Queues¶
Kaneda provides builtin queues to store metrics and events to perform asynchronous reporting. If you want to use your
custom asynchronous queue system you need to subclass BaseQueue
and implement your custom report
method
which is the responsible to pass metrics data to a job queue.
Celery¶
Celery is a simple, flexible and reliable distributed system to process vast amounts of messages. It can be configured using various broker systems such Redis or RabbitMQ.
Note
Before using Celery as async queue you need to install Celery library:
pip install celery
-
class
kaneda.queues.
CeleryQueue
(app=None, broker=None, queue_name='')[source]¶ Celery queue.
Parameters: - app – app instance of Celery class.
- broker – broker connection url where Celery will attend the async reporting requests.
- queue_name – name of the queue being used by the Celery worker process.
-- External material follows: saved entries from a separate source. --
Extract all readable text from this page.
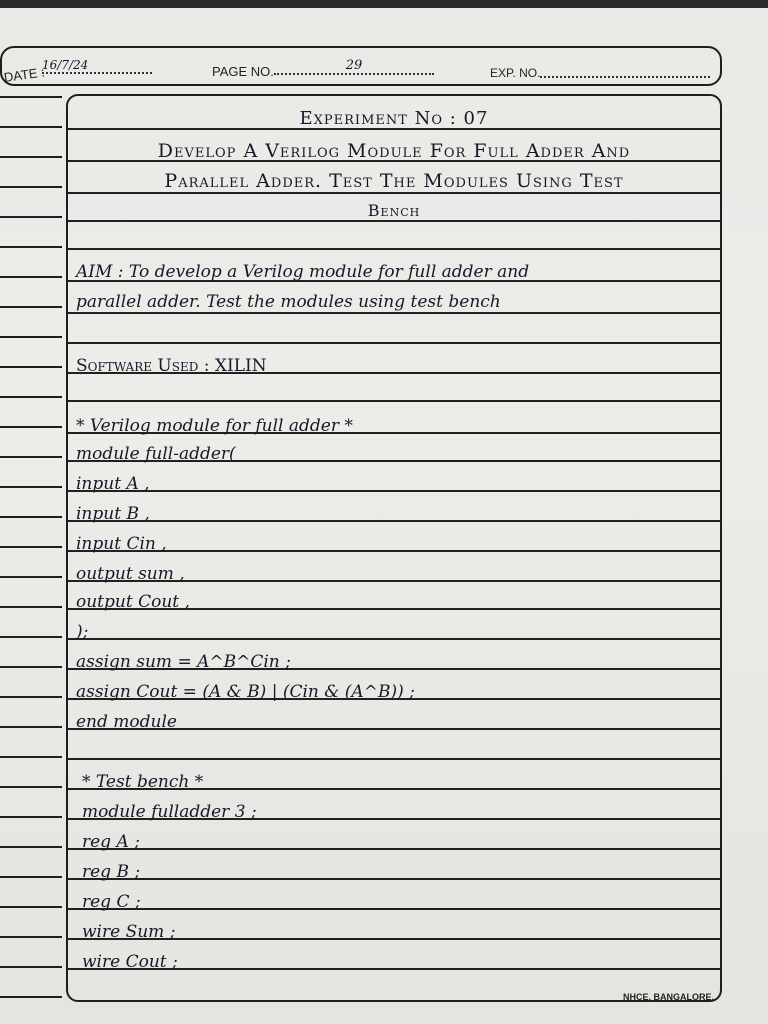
DATE :
16/7/24	PAGE NO.	29	EXP. NO.
Experiment No : 07
Develop A Verilog Module For Full Adder And
Parallel Adder. Test The Modules Using Test
Bench
AIM : To develop a Verilog module for full adder and
parallel adder. Test the modules using test bench
Software Used : XILIN
* Verilog module for full adder *
module full-adder(
input A ,
input B ,
input Cin ,
output sum ,
output Cout ,
);
assign sum = A^B^Cin ;
assign Cout = (A & B) | (Cin & (A^B)) ;
end module
* Test bench *
module fulladder 3 ;
reg A ;
reg B ;
reg C ;
wire Sum ;
wire Cout ;
NHCE, BANGALORE.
To run the worker execute this command:
celery -A kaneda.tasks.celery worker
RQ¶
RQ (Redis Queue) is a simple Python library for queueing jobs and processing them in the background with workers. It uses Redis as main broker system.
Note
Before using RQ as async queue you need to install RQ and Redis library:
pip install redis
pip install rq
To run the worker execute this command:
rqworker [queue]
The default queue is “kaneda”.
ZMQ¶
ZMQ (or ZeroMQ) is a library which extends the standard socket interfaces with features traditionally provided by specialised messaging middleware products. ZeroMQ sockets provide an abstraction of asynchronous message queues and much more.
Note
Before using ZMQ as async queue you need to install ZMQ library:
pip install pyzmq
To run the worker execute this command:
zmqworker --connection_url=<zmq_connection_url>
or define ZMQ settings in kanedasettings.py
and simply execute the worker command with:
zmqworker
-
class
kaneda.queues.
ZMQQueue
(connection_url, timeout=300)[source]¶ ZeroMQ queue
Parameters: - connection_url – ZMQ connection url (tcp://127.0.0.1:5555).
- timeout – ZMQ socket timeout (milliseconds).